Principal researcher: Ivan Lozica
Researchers and associates: Zoran Čiča, Joško Ćaleta, Vilko Endstrasser, Marijana Hameršak, Suzana Marjanić, Ljiljana Marks, Grozdana Marošević, Nataša Polgar

In the age of transition and globalization, the issue of cultural identity in the Europe and in the world has become the focus of discussions and examinations, both in humanities and in the everyday life. The past was rightfully evoked and history reevaluated during the establishment of the Croatian state and in the Croatian war for Independence during the 1990s. At times sight was lost of the fact that the past was in the past and that history was discursive. Going back to the roots so as to construct a national identity has rekindled interest in the folklore and traditional culture, but has also (under the influence of the public opinion and the media) restored the 19th century concept of folklore and traditional culture as surviving elements of the national past. When faced with similar problems, similar cures are used: the national treasure chest from the period of the formation of European national states has once again been opened in the post-socialist transition. In social sciences this process is known as retraditionalization (cf. Heelas & Morris 1996), frequently interpreted as a reaction to detraditionalization carried out in socialism. Analogous processes have been taking place in postcolonial and Islamic societies – as well as in Japan, the USA and Europe. We would like to tackle the issue of retraditionalization by examining tradition as a key element of the cultural identity and as a basic determinant of our discipline. For us, ethnology has long ceased to be a historical science, and we do not want to consider folklore studies and ethnomusicology as mere collection of material dwelling on the past. Our main hypothesis is that tradition is a continuing (historical and ongoing) process of multi-level interpretation of repetitive procedures and symbols in the human community, rather than an inherited collection of indisputable facts, spiritual values and material objects. Building on the existing research of everyday life, traditional culture and folklore conducted at the Institute, we will examine the interaction of the processes of tradition and retraditionalization in the formation of multiple aspects of the cultural identity. With no pretensions of comprehensiveness, we will study the interpretative levels of tradition in the following segments: FOLKLORISTIC, LITERARY ANTHROPOLOGICAL, MYTHOLOGICAL, ETHNOMUSICOLOGICAL, ETHNOTHEATROLOGICAL, CULTURAL ANTHROPOLOGICAL AND CULTURAL THEORETICAL.

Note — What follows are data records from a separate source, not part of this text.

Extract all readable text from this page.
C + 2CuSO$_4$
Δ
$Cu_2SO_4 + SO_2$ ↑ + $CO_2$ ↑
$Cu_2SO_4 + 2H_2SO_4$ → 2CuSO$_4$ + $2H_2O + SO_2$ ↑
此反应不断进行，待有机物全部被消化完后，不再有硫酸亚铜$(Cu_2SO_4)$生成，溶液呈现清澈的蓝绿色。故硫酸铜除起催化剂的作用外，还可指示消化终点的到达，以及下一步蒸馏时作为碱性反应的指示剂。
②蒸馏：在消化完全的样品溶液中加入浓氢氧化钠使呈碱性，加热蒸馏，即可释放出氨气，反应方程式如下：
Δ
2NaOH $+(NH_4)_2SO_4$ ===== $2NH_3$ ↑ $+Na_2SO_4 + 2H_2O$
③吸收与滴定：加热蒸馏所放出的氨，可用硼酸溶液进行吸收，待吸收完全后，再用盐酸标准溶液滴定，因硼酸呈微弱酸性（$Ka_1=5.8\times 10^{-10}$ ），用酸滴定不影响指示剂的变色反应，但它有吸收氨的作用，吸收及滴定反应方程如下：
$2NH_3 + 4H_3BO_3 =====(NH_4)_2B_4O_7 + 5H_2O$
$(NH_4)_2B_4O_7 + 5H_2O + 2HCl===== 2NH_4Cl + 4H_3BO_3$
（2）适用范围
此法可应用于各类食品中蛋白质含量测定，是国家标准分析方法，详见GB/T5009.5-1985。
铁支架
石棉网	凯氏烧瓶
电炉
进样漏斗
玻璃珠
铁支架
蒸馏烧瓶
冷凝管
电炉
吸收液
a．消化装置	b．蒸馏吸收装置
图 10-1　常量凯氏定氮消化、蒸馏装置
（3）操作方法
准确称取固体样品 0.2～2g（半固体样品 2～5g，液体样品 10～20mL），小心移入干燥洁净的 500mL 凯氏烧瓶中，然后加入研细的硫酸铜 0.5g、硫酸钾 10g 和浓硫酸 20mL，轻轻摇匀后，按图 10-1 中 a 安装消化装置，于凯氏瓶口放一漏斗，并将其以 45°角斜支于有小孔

The FOLKLORISTIC segment will include publishing a review article on Croatian folklore in the world encyclopedia of folklore (Greenwood Publishers), a collection of papers entitled “Folkloristički spisi” [“Papers in Folklore Studies”], a monograph entitled “Povijest i pripovijest” [“History and Story”]; the lexicon of mythical beings in Croatian oral legends (“Vilinski rječnik” [“The Fairy Dictionary”]) will be completed and published, a book on urban stories and a collection of older studies on mythical creatures will also be published; in the LITERARY ANTHROPOLOGICAL segment the doctoral dissertation dealing with the formation of childhood and transformations of fairy tales in Croatian children’s literature will be defended. We will publish a meta-theoretical article about the sources of ethnographies of reading; a study of examples of age-specific readers; papers on generic and representational strategies of Croatian realistic narrative prose, and studies on folklore genres in the context of prose narrative; in the MYTHOLOGICAL segment we will publish a monograph entitled “Mitsko u usmenoknjiževnom – tragom Nodilove re/kontrukcije ‘stare vjere’ Srba i Hrvata [Mythical in oral literature – tracing Nodilo’s re/construction of the ‘old faith’ of Serbs and Croats] and numerous papers; in the ETHNOMUSICOLOGICAL segment we will publish works about songs from Međimurje (međimurske popevke), fiddlers (guci) from Pokupje, the rozganje singing style, traveling and street players, Carnival music and about historical recordings of traditional music, we will also issue several CDs, and will publish proceedings of the 4th Croatian ethnomusicological conference held in Roč; in the ETHNOTHEATROLOGICAL segment we will publish a monograph on the history of performance art in Croatia (in cooperation with the project “Discursive identities in performing arts”, within the same program) and an illustrated dictionary of traditional masks in Croatia; in the CULTURAL ANTHROPOLOGICAL segment we are planning two articles as a result of systematic research of the issues relating to confessional religious education in schools. Finally, in the CULTURAL THEORETICAL segment we will publish a monograph entitled “Mišljenje tradicije” [Rethinking Tradition], which will examine the basic hypothesis of the project with regard to ongoing theoretical and philosophical discussions of the notions of tradition and retraditionalization. All of the segments have been planned as interdisciplinary.